Quels étaient les intérêts divergents d’ADNOC et Carlyle dans cette opération ?
ADNOC cherchait à consolider sa position énergétique en Asie et à diversifier ses actifs, tandis que Carlyle visait avant tout les infrastructures énergétiques et le potentiel de capitalisation que cela impliquait. Leurs priorités divergentes auraient pu compliquer les choix stratégiques à long terme.

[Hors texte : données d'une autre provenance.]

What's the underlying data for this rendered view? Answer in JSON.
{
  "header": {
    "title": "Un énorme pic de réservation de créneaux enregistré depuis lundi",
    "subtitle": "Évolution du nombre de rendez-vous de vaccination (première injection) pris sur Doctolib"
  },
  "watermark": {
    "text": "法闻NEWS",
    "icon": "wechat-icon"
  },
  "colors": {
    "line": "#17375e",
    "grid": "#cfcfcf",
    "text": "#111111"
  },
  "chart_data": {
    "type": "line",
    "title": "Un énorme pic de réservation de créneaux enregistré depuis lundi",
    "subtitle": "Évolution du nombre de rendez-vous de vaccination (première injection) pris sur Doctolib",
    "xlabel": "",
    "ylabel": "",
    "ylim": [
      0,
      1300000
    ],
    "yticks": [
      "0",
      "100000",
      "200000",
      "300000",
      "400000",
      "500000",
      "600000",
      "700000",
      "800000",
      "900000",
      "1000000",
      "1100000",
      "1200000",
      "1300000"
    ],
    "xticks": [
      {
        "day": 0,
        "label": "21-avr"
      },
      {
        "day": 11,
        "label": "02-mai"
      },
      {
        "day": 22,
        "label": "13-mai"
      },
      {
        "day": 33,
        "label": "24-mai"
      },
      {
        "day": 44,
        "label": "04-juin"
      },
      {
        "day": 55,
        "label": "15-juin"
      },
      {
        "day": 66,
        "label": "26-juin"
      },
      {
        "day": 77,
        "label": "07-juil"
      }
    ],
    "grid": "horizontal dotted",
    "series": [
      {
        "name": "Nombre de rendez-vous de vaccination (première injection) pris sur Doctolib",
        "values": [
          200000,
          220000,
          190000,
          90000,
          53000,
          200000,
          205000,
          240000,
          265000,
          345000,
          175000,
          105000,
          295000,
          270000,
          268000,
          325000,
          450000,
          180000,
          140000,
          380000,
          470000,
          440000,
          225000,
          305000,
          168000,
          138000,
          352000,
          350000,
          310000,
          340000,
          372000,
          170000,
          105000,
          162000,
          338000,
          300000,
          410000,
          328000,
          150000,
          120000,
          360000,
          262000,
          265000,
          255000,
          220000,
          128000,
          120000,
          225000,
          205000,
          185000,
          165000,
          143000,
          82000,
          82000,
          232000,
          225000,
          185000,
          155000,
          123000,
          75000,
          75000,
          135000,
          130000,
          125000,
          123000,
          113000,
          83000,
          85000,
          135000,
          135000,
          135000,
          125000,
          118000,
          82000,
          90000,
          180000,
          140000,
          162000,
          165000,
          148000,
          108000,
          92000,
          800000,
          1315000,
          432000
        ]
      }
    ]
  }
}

Quels enseignements un candidat en M&A peut-il tirer de cet échec ?
Un candidat en M&A doit comprendre l’importance d’une analyse géopolitique approfondie et d’une évaluation rigoureuse des risques locaux. L’exclusivité temporaire et la nécessité d’obtenir l’approbation de 75 % des actionnaires sont des facteurs critiques qui ne se résument pas à un simple calcul d’évaluation.
Quel impact ce retrait aura-t-il sur Santos à l’avenir ?
Le retrait souligne la vulnérabilité de Santos aux fluctuations du marché et aux réglementations changeantes. Cependant, il reste un acteur majeur avec des actifs attractifs, ce qui pourrait attirer de nouveaux investisseurs mieux préparés aux défis réglementaires et environnementaux.
Comment le contexte géopolitique a-t-il influencé cette transaction ?
Le contexte géopolitique a élevé les enjeux autour de la sécurité énergétique, impactant la perception des autorités australiennes sur la vente à un acteur étranger important. Les tensions globales sur l’approvisionnement énergétique exacerbent les prévisions incertaines, ralentissant les décisions cruciales.